The Bidirectional Crosstalk Between the Liver and Heart in Cardiometabolic Disease

It is well-established that common cardiovascular risk factors considerably alter hematopoietic processes.¹³⁶ However, future studies are needed to investigate the hematopoietic niche factors, the timing of cell fate decisions, and the differentiation trajectories and relative contributions to mature immune cells that originate in the bone marrow and spleen and populate the liver and heart during cardiometabolic disease. Notably, chronic inflammation is not confined to 1 organ during cardiometabolic disease, but it is a multiorgan and systemic process affecting both the liver and heart. We argue that MASLD should be considered a systemic inflammatory process that expands to other organs including the heart. Future research should investigate how the immune-metabolic crosstalk that underlies both conditions rewires metabolism in the liver and the heart. Conversely, how systemic and local metabolic disturbances regulate immune cell-driven inflammation also requires further investigation. Although chronic inflammation has emerged as a unifying pathological mechanism in CVD, some aspects of inflammation may be part of an adaptive response to metabolic stress as shown in the adipose tissue where obese adipocytes require innate immune signaling for tissue remodeling.¹³⁷ Thus, this possibility should be explored in the context of cardiometabolic disease.

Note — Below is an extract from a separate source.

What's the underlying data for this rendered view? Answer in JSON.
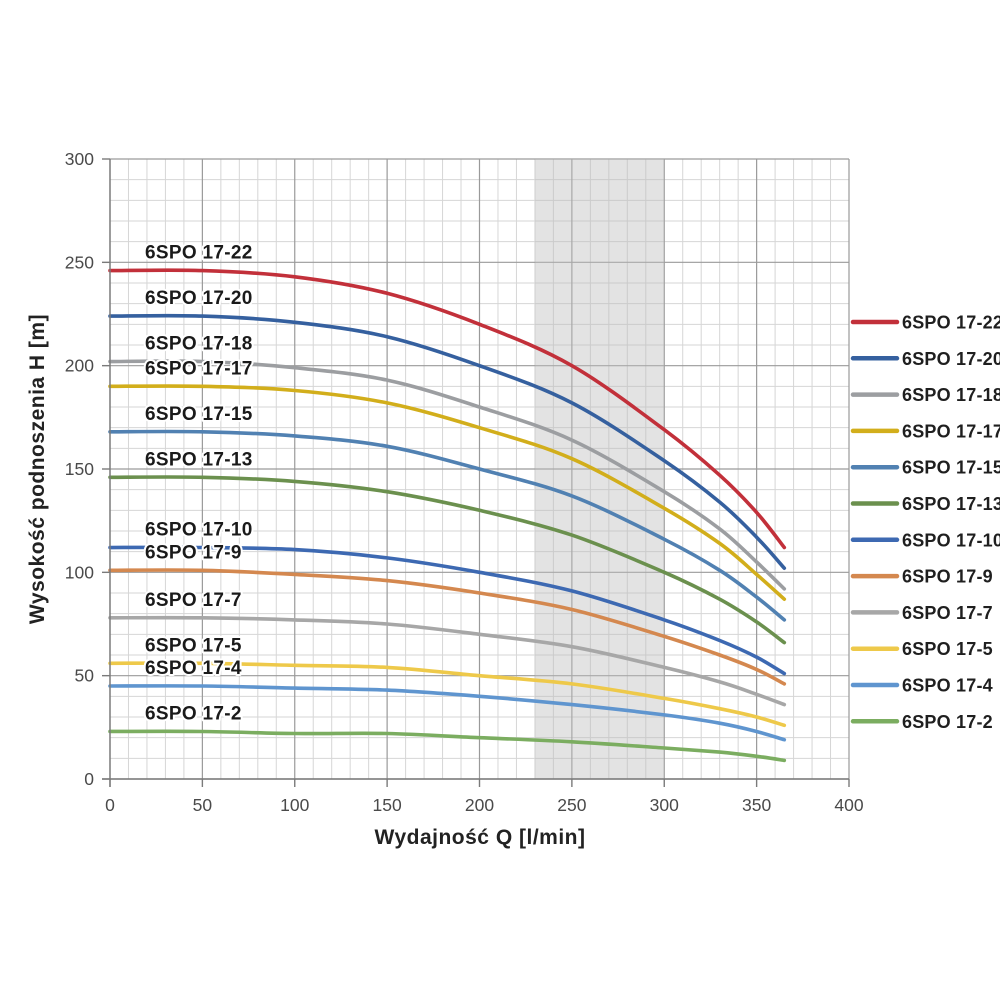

Although the role of the liver-to-heart axis in cardiometabolic disease is an emerging area of research in the field, we are still far from understanding the underlying mechanisms and targeting it therapeutically. Given the heterogeneity of HFpEF and its systemic nature, targeted interventions addressing shared inflammatory and metabolic pathways are promising. However, future work needs to determine the therapeutic actions of HFpEF drugs on other metabolic active organs such as the liver. Therapeutic strategies modulating whole-body metabolism such as SGLT2 inhibitors and glucagon-like peptide-1 receptor agonists may confer dual benefits by restoring metabolic homeostasis and dampening inflammation. Overall, improving our understanding of the meta-inflammatory mechanisms driving MASLD and HFpEF holds the potential to transform therapeutic strategies and improve outcomes for cardiometabolic patients.

Funding Support and Author Disclosures

This work was supported by grants from the National Heart, Lung, and Blood Institute (R01HL155993 to Drs van Berlo and Revelo), NIDDK (DK122056 to Dr Revelo), and NIAID (P01AI172501 to Dr Revelo). All other authors have no relationships relevant to the contents of this paper to disclose.